Tuesday, October 25, 2022

YouTube's Filter Bubble

     It seems I have fallen into YouTube's filter bubble trap.  Like I used to do on Facebook, where it would be news stories, I go to YouTube every day to see what outrageous videos are at the top of my feed.  The algorithm is enhanced to increase watch time, which effectively increasing ad revenue*, though I never click them.

    It's a shame because I knew they were filtering content to increase watch time a long time ago.  The way it started, I would go to find the next unintentional AMSR video I hadn't seen, which I recognized as random by the algorithm.  These videos had a way of relaxing me before bed, even helping me drowse off.  Ironically, I started seeing other videos related to things I'd searched and watched, only these were more extreme and kept me up longer.  Intense police encounters, shouting matches in a court of law, the devastation of extreme weather.  Instead of relaxing me, these would make me every bit as distracted as a Facebook user who can't put their phone down after posting before bed.

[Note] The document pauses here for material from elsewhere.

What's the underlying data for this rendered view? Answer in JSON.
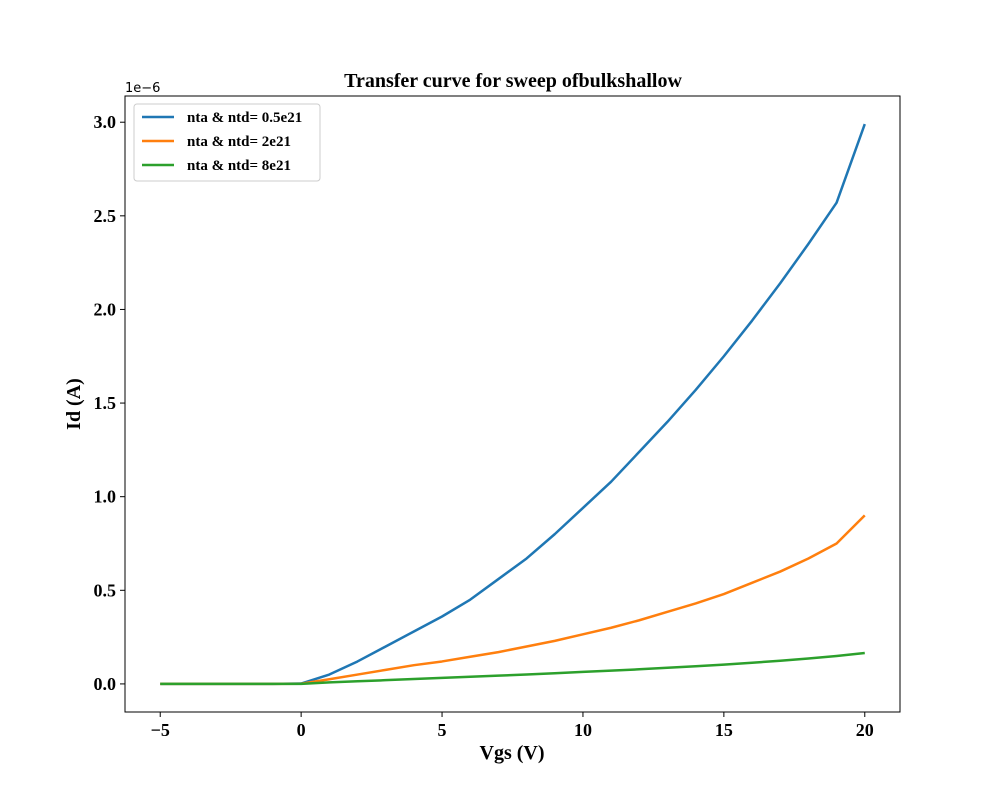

    The idea now is to log out of YouTube the way I started logging out of Facebook, which lowered my usage time substantially.  I won't outright boycott these platforms, but I will make a more conscious effort not to go.  There are too many useful videos on YouTube to abandon it entirely.  I just don't want the algorithm filtering suggested videos based on my data anymore, because they have a tendency to radicalize people** and I don't want my worldview to shrink.  All searches will be off the record now.

*Fisher, Max.  2022.  The Chaos Machine: The Inside Story of How Social Media Rewired Our Minds and Our World.  Little, Brown and Company: New York.